Chefs who can’t admit failure present:
Soft-boiled eggs
Steak tartare
Twice-baked potatoes
Sour cream
Calzones
Pineapple upside down cake
Justin Timberlake: I’m bringing sexy back
Sexy: *nervously* uh no thanks I’ll get an Uber
I broke into your house and slept under your bed all night to protect you from the perverts out there.
hid some cash in the house for emergencies and now I can’t find it
My wife and I role play “The Fast and the Furious” in bed. Me and her, respectively.
I had a peach bellini with breakfast and it wasn’t even the best decision I made today but it was a damned good one.
You can have glossy lips or you can have a cat. You can’t have both.
“Ah, OK. Yes.

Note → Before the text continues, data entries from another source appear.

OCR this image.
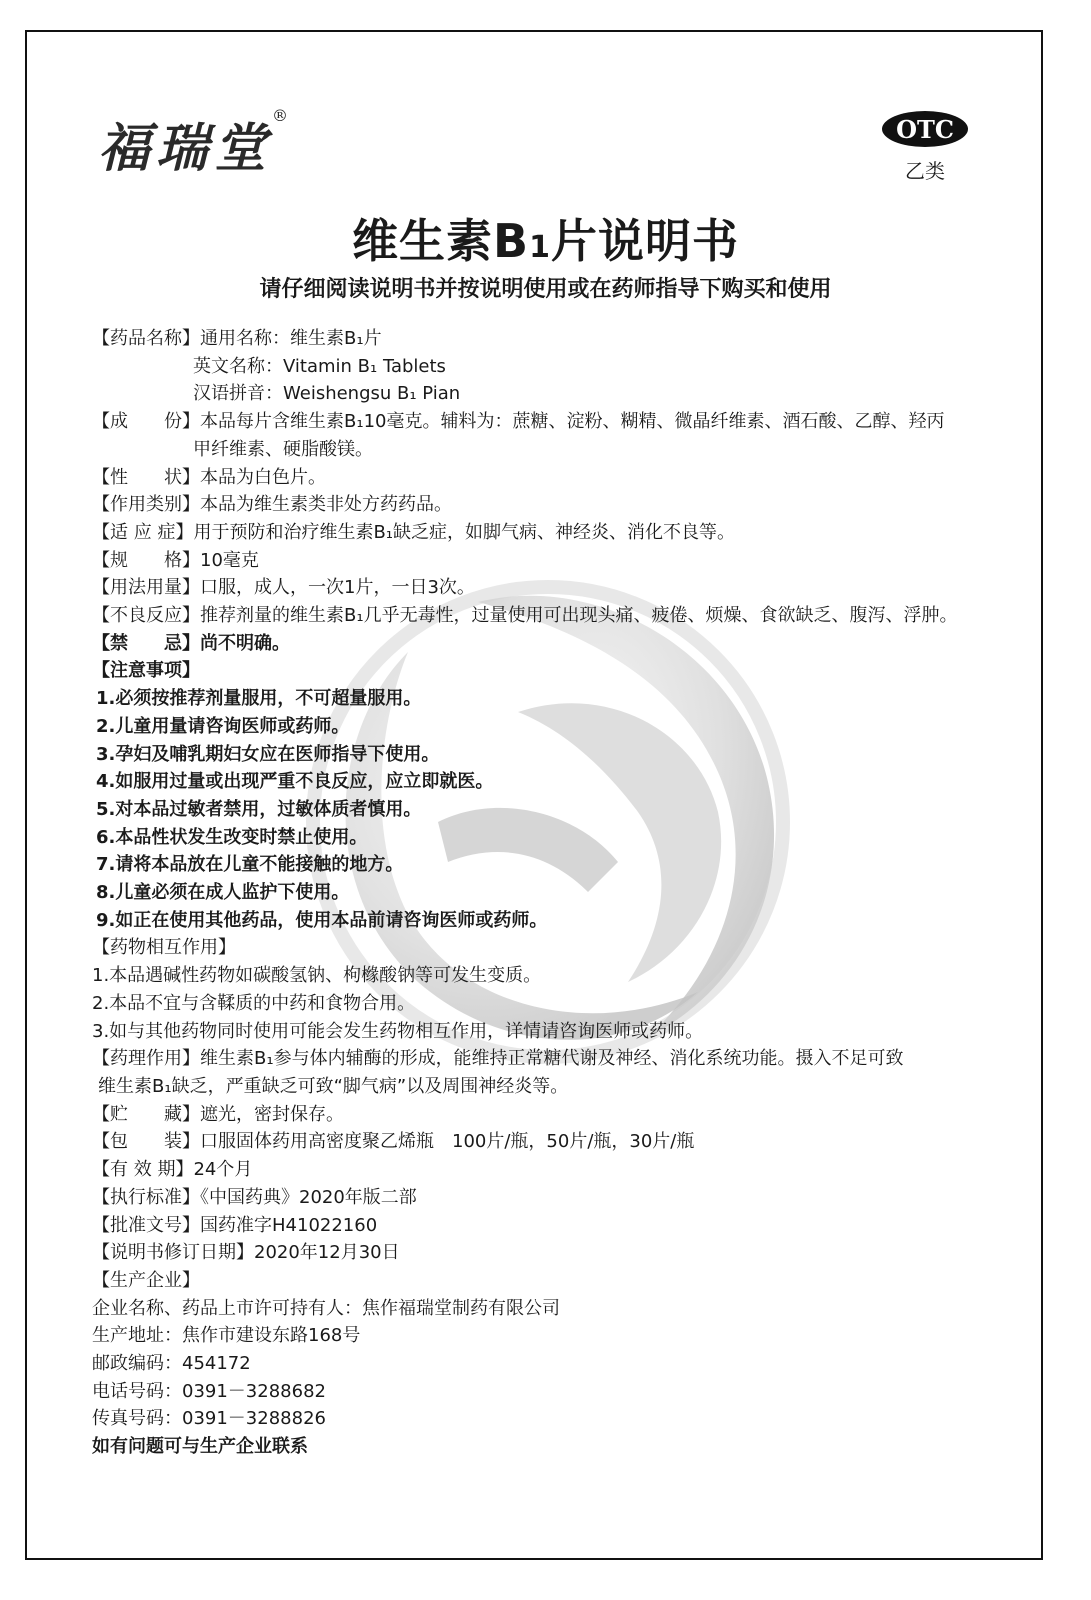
福瑞堂®	OTC
乙类
维生素B1片说明书
请仔细阅读说明书并按说明使用或在药师指导下购买和使用
【药品名称】通用名称：维生素B₁片
英文名称：Vitamin B₁ Tablets
汉语拼音：Weishengsu B₁ Pian
【成　　份】本品每片含维生素B₁10毫克。辅料为：蔗糖、淀粉、糊精、微晶纤维素、酒石酸、乙醇、羟丙
甲纤维素、硬脂酸镁。
【性　　状】本品为白色片。
【作用类别】本品为维生素类非处方药药品。
【适 应 症】用于预防和治疗维生素B₁缺乏症，如脚气病、神经炎、消化不良等。
【规　　格】10毫克
【用法用量】口服，成人，一次1片，一日3次。
【不良反应】推荐剂量的维生素B₁几乎无毒性，过量使用可出现头痛、疲倦、烦燥、食欲缺乏、腹泻、浮肿。
【禁　　忌】尚不明确。
【注意事项】
1.必须按推荐剂量服用，不可超量服用。
2.儿童用量请咨询医师或药师。
3.孕妇及哺乳期妇女应在医师指导下使用。
4.如服用过量或出现严重不良反应，应立即就医。
5.对本品过敏者禁用，过敏体质者慎用。
6.本品性状发生改变时禁止使用。
7.请将本品放在儿童不能接触的地方。
8.儿童必须在成人监护下使用。
9.如正在使用其他药品，使用本品前请咨询医师或药师。
【药物相互作用】
1.本品遇碱性药物如碳酸氢钠、枸橼酸钠等可发生变质。
2.本品不宜与含鞣质的中药和食物合用。
3.如与其他药物同时使用可能会发生药物相互作用，详情请咨询医师或药师。
【药理作用】维生素B₁参与体内辅酶的形成，能维持正常糖代谢及神经、消化系统功能。摄入不足可致
维生素B₁缺乏，严重缺乏可致“脚气病”以及周围神经炎等。
【贮　　藏】遮光，密封保存。
【包　　装】口服固体药用高密度聚乙烯瓶　100片/瓶，50片/瓶，30片/瓶
【有 效 期】24个月
【执行标准】《中国药典》2020年版二部
【批准文号】国药准字H41022160
【说明书修订日期】2020年12月30日
【生产企业】
企业名称、药品上市许可持有人：焦作福瑞堂制药有限公司
生产地址：焦作市建设东路168号
邮政编码：454172
电话号码：0391－3288682
传真号码：0391－3288826
如有问题可与生产企业联系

Now I see it.” -Me lying to someone who’s pointing out a constellation
Me: Can you bring me a burrito
Him: you want me to come over?
Me: no. I want a burrito to come over.
hello, this is the co-pilot speaking. the captain can’t talk cause we both said “hope we don’t die haha” at the same time and i jinxed him
cop: do you have a permit for this?
noah: god told me to build it
cop:
noah:
cop: is that true?
god: never seen this man before in my life
I just battle rapped my 4 year-old and rhymed “take a nap” with “piece of crap” so don’t tell me about your parenting skills.
ME: *taking a massive hit of universal healthcare*
DAD: *pounding on the door* what are you kids doing in there?
ME:
DAD: Are you doing socialism in there? Open this door right now
can’t stop thinking about the time my husband said my hair looked nice “like a waterfall in the front & a velociraptor in the back”
[dean tries handing me a diploma as I walk across the stage] I have a boyfriend
Ikea said if they catch me stealing any more kitchen utensils I’ll be banned for life. But I’m willing to take the whisk.
ok kids, this is a smoke detector, if you hear it beeping change the battery, if it’s still beeping, check to see if ur on fire
It’s no longer a Twittercide, it’s Xterminated.
If you get a call from a telemarketer, give the phone to a child and tell them it’s #Santa.
[commenting under wife’s facebook status where she thanks everyone for coming to our son’s bday party] do we have any mustard?
I could join a gym, but I prefer to work out at home because I can use the treadmill cups for chips and salsa
Nobody has ever believed in me as much as the chef at this food cart who just handed me a burrito not wrapped in foil.
How about a bird that ruins people’s lives
-God creating roosters
You’re supposed to be Norwegian! I angrily whisper at my freezing hands that won’t stop shaking so I can drink my coffee.
Sex is a lot like Mario Kart, you go really fast, you throw some bananas, Wario is there.
Do you ever follow accounts blindly and then find yourself in bad poetry or emu farmer Twitter?
I’m sick of these libs telling me I can’t say “Happy Honda Days” because I might offend someone who celebrates Toyotathon. So, I guess I’m supposed to wish everyone a “Happy Winter Car Sale”?
If you try to rip somebody’s head off, I suggest you train for it first. If you don’t succeed it makes the following few minutes awkward.